Une vengeance et une provocation
Un détenu de trente-cinq ans, fiché au grand banditisme racontait à qui voulait l’entendre l’histoire de trois copains de sa cité, écroués dès leur premier braquage. « C’était des blaireaux, ils ne savaient pas comment s’y prendre, ils ont menacé le type d’une arme et lui ont tordu le bras, tout ça pour trois cents euros. Ils ont pris sept ans chacun pour violence et séquestration. Je les connaissais, on a grandi ensemble. La religion, ils s’en foutaient. En fait, ils ont commencé à se radicaliser en prison pour faire chier les surveillants ». La conclusion de cet expert en criminalité est sans appel : « L’islam, ce n’était rien pour eux. Ils ont raté leur vie de délinquance, ils veulent se venger en provoquant les autorités ».
Prendre en charge les radicalisés et djihadistes passe avant tout par la compréhension des mécanismes psychiques qui les ont amenés à suivre cette voie, après que toutes les autres leurs aient été interdites ou rendues inaccessibles.

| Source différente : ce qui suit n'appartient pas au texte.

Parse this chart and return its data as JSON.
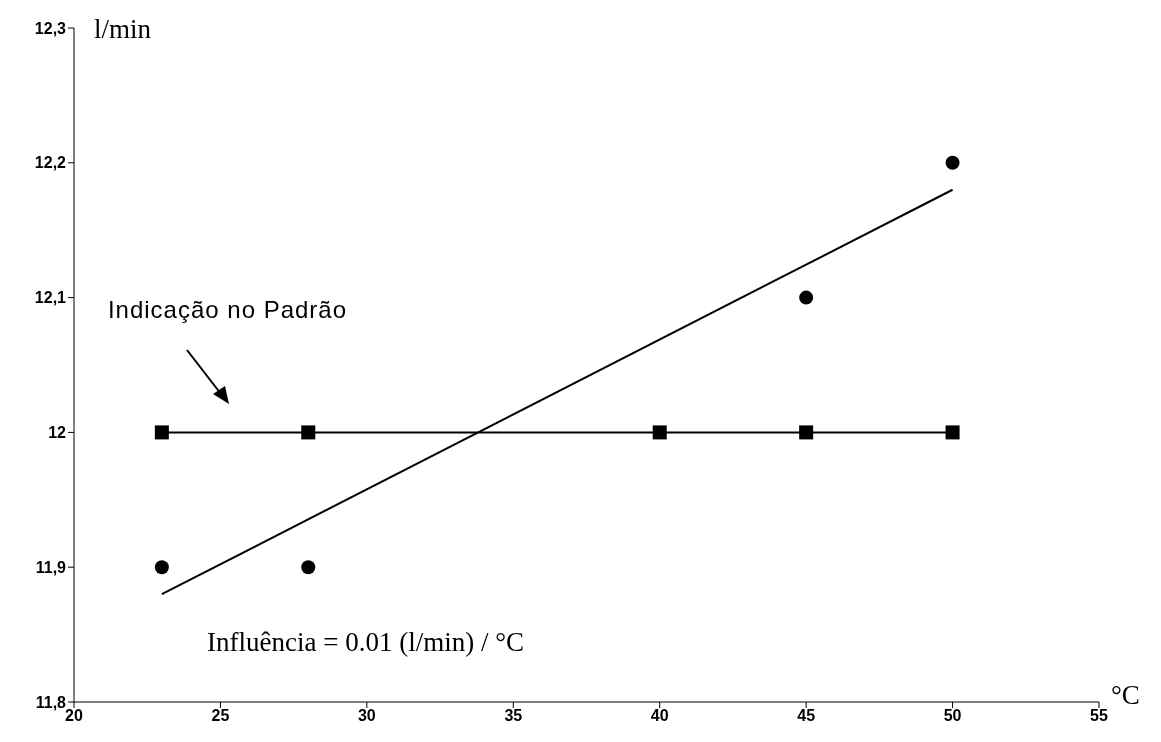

Prétendre qu’expliquer, c’est commencer à pardonner ou affirmer que la radicalisation ne se résout que par la police et la prison, ne peut que nous ramener à un temps d’ignorance et de peur, lorsque chacun était convaincu que l’hérésie ne s’éradiquait que par l’Inquisition et la sorcellerie par le bûcher.
Pour aller plus loin : Guillaume Monod, En prison, paroles de djihadistes, Gallimard, 2018, prix de l’Académie des sciences morales et politiques.